Yukarıda yapılan açıklama ışığında eldeki uyuşmazlık ta dava açma süresinin dolup dolmadığı hususu değerlendirildiğinde; Dava konusu genel kurul toplantısının yapıldığı 14.11.2003 tarihinden itibaren üç aylık hak düşürücü süre dolduktan sonra davacı Oda’nın… başkanlığında toplanan yeni yönetim kurulunun almış olduğu 05.07.2018 tarihli karar üzerine işbu dava 14.09.2018 tarihinde açılmış, TTK’nın 446/1. Maddesi gereği davacı oda adına toplantıya katılan oda temsilcileri … tarafından söz konusu genel kurulda alınan karara karşı TTK’nın 446/1-a maddesi gereği olumsuz oy kullanılmamış ve muhalefet şerhi sunulmamıştır. Bununla birlikte davacı …’nun 2016 yılında yapılan olağan genel kurul toplantısında alınan kararla yönetim kurulu başkanının 3 yıl süre ile yine … seçilerek davacı odayı temsile yetkili olduğu gibi adı geçenin davalı şirketin yönetiminde de yetkili olduğu, davacı odanın yönetim kurulu değiştikten sonra bu davanın açılabildiği, nitekim davacı odanın … hariç kalan 10 kişilik yönetim kurulu başkan ve üyeleri hakkında da eldeki davanın açıldığı tarih itibarıyla ceza yargılamasının devam ettiği, Mahkemenin bir kısım … üyeleri tarafından aynı genel kurul kararının butlanının tespiti istemiyle yine davalı şirkete karşı açılan 2004/347 Esas-2010/126 Karar sayılı kararında da davacı üyelerin Eskişehir 7. Noterliği’nden gönderdikleri 24.06.2004 tarihli ve 18516 sayılı ihtarnameye rağmen davacı Oda’nın denetleme kurulunun davayı açmaması üzerine dava açmış oldukları gözetildiğinde, dava konusu genel kurul kararının üzerinden çok uzun süre geçtikten sonra açılan işbu davada davacının sessiz kaldığı, dolayısıyla işbu davanın dinlenemeyeceğinden söz edilemeyecektir.

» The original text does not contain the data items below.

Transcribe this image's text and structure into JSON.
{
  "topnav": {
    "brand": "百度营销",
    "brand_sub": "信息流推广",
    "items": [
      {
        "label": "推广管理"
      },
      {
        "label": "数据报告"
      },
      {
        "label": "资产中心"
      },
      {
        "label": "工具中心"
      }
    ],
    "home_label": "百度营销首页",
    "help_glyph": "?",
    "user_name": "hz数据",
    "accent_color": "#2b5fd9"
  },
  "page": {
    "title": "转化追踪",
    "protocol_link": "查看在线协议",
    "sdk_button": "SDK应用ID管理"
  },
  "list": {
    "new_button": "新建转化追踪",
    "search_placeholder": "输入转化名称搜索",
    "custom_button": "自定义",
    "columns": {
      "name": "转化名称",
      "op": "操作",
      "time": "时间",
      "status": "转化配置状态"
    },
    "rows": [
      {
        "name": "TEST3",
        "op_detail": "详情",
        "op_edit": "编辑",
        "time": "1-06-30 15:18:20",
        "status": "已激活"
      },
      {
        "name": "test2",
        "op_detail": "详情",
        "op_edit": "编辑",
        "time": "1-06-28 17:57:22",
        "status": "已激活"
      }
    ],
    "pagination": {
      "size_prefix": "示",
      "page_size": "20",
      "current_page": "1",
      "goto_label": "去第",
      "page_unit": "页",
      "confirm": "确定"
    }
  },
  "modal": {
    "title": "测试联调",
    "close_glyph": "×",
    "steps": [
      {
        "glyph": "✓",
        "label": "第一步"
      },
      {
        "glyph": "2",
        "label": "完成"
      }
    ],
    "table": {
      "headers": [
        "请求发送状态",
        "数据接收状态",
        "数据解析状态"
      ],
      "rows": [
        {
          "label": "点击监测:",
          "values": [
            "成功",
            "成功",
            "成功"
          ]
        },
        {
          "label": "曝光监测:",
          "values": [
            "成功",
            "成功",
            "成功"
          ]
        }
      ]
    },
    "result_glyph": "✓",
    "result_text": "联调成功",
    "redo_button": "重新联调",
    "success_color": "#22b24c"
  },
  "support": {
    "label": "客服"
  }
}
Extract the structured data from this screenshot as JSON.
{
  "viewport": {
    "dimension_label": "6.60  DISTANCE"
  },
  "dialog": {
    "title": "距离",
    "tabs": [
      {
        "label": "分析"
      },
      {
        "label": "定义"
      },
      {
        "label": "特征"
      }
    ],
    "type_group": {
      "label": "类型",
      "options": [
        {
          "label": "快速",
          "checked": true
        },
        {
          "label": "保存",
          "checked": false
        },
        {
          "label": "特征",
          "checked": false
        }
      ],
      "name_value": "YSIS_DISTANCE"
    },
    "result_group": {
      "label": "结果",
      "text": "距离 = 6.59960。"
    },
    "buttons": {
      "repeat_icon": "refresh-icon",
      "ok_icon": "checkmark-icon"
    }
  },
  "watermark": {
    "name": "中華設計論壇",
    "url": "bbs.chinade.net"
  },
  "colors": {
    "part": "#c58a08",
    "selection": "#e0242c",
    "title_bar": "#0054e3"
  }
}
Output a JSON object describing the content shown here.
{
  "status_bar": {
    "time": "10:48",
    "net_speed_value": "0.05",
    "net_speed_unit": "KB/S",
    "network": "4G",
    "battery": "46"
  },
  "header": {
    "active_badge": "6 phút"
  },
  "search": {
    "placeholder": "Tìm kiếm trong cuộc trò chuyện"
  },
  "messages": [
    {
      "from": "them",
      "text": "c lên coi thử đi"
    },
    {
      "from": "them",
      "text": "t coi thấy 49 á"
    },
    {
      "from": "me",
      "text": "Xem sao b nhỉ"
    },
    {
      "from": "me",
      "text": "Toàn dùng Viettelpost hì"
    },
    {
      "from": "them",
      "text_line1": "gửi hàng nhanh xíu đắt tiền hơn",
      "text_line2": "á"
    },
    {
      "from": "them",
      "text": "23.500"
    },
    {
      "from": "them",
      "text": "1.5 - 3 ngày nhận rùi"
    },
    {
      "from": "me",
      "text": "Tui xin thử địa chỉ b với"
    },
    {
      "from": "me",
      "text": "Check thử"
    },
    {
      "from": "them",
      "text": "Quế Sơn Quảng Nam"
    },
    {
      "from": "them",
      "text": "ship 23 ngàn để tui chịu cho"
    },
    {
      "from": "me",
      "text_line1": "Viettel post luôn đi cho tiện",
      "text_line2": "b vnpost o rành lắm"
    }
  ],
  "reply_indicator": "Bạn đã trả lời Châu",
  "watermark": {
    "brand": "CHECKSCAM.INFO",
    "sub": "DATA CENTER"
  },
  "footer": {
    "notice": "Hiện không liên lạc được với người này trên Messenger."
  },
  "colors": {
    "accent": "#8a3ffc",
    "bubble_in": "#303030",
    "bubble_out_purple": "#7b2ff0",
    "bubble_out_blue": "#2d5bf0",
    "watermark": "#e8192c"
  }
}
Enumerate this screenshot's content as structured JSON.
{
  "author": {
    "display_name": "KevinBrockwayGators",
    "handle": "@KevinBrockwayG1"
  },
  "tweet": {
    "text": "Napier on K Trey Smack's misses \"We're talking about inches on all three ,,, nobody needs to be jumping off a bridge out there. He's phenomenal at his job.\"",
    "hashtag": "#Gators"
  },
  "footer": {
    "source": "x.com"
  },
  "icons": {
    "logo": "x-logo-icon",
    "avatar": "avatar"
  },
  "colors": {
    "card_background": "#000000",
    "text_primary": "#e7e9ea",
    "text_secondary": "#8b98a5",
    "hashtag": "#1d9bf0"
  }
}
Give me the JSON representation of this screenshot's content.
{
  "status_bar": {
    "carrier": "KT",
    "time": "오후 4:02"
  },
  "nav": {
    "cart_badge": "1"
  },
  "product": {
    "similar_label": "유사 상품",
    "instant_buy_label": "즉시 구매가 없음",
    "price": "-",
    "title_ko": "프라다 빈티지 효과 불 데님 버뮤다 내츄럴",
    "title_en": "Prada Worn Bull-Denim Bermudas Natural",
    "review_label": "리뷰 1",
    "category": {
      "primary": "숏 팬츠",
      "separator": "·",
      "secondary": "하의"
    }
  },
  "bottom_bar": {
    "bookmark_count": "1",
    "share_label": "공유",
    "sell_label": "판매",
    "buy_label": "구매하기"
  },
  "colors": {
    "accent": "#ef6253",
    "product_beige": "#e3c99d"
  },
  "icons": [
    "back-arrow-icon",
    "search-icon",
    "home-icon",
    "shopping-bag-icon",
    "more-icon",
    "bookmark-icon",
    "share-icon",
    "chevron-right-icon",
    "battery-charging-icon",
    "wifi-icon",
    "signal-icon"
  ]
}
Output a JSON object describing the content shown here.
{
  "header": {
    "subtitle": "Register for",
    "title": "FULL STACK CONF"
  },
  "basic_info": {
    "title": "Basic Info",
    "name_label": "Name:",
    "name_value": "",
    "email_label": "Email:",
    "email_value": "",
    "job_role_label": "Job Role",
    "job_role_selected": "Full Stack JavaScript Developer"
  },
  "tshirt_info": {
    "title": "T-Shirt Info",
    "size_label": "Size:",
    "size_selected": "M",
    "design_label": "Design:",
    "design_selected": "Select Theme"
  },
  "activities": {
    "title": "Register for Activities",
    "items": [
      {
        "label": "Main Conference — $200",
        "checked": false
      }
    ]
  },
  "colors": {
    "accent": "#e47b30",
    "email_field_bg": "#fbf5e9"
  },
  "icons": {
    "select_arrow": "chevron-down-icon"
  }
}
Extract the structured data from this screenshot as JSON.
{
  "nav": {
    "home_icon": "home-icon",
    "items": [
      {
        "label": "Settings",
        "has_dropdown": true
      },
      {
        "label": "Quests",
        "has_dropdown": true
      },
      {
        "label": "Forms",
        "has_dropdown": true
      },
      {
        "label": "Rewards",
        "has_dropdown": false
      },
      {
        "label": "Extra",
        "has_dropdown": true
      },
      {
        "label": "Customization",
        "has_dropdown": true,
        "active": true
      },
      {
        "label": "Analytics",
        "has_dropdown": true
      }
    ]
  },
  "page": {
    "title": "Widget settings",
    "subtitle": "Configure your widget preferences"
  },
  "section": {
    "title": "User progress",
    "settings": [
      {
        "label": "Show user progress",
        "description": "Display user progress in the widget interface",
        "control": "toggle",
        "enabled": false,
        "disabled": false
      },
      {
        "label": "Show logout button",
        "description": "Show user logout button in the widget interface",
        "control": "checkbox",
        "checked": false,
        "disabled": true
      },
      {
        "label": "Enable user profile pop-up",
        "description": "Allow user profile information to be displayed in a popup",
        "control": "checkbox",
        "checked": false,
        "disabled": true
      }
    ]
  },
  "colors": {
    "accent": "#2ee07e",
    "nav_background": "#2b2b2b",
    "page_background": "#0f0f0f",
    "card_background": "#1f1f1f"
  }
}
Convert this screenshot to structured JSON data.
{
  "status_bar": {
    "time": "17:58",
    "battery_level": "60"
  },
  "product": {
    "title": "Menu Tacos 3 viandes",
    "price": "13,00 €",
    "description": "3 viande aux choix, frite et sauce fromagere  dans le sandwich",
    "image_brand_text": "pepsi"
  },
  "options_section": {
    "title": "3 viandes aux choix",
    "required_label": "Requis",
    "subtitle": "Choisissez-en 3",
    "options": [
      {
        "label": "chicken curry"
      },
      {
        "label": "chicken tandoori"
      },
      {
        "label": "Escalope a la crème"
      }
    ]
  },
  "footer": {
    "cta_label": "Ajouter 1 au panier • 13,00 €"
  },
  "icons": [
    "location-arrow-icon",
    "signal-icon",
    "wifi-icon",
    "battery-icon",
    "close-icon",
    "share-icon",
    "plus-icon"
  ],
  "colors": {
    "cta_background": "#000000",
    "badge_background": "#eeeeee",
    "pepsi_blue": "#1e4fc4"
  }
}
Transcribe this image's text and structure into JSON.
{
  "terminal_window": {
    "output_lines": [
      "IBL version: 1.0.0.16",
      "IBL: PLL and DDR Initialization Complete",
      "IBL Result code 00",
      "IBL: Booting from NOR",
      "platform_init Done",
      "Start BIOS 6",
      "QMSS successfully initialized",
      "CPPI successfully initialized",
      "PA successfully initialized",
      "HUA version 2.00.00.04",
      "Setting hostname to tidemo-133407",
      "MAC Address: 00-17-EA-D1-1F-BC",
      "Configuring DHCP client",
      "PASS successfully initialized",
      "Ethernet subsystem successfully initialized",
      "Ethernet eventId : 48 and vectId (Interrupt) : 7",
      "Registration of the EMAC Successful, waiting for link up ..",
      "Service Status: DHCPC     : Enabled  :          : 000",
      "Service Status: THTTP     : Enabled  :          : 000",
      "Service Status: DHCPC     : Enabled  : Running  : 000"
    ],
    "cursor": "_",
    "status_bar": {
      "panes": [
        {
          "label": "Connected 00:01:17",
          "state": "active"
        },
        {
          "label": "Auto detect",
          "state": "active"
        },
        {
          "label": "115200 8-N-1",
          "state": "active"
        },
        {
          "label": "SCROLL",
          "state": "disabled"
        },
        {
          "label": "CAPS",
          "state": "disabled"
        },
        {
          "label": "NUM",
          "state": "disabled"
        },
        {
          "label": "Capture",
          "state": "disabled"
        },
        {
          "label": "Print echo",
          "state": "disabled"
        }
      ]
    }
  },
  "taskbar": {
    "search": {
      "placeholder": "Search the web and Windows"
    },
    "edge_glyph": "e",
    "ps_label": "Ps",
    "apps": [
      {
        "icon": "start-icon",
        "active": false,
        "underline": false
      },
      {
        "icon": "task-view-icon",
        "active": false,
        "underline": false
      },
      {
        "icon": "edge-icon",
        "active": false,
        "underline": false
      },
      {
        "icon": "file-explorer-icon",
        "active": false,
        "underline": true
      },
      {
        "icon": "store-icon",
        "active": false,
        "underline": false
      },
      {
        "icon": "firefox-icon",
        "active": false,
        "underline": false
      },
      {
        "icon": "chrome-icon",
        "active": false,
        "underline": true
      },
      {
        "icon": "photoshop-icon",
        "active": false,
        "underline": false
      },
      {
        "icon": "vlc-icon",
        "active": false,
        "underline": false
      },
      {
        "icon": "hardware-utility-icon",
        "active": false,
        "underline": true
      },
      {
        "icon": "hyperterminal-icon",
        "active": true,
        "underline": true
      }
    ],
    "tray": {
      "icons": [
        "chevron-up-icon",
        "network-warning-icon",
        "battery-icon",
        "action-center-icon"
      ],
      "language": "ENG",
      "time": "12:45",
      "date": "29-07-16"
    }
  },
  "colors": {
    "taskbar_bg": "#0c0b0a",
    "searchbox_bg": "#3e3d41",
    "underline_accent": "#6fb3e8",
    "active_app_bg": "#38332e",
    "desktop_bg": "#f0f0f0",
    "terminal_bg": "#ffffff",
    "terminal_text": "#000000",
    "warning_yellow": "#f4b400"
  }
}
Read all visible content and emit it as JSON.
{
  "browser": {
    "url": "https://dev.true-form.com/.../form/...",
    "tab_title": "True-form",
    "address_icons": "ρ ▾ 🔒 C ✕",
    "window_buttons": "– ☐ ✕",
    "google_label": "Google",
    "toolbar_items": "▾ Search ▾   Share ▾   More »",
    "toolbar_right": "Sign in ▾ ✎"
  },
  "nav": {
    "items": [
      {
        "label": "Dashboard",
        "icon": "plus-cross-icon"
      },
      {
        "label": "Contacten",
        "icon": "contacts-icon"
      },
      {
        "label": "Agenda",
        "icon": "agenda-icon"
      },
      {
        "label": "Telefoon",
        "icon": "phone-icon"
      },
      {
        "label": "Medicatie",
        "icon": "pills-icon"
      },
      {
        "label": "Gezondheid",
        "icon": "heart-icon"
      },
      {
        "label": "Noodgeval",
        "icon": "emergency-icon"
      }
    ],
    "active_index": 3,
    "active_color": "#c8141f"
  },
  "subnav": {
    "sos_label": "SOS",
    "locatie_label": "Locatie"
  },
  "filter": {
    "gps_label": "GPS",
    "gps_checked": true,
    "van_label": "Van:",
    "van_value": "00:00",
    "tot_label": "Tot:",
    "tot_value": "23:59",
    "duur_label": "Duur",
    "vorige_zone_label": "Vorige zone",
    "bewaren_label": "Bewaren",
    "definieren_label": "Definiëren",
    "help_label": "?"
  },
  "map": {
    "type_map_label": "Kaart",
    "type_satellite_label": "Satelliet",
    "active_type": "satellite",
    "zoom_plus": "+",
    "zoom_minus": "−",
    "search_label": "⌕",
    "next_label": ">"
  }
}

Davalı şirketin davacı oda dahil toplam 8 ortağı bulunmakta olup toplantıya tüm ortakları asaleten katılmıştır.100.000.000.000 TL sermaye karşılığı 4000 adet payı bulunan davalı anonim şirkette davacı oda 60.0000.000,00 TL sermaye karşılığı 2400 adet hisse sahibidir. Toplantıda tüm hisseler asaleten temsil edilmiş ve … huzurunda toplantı yapılmıştır. Toplam 4000 adet paydan oluşan davalı şirkette, davacı oda 2400 adet, … 320 adet, … 260 adet, … 260 adet, … 240 adet, … 220 adet, … 120 adet ve … 180 adet pay sahibidir.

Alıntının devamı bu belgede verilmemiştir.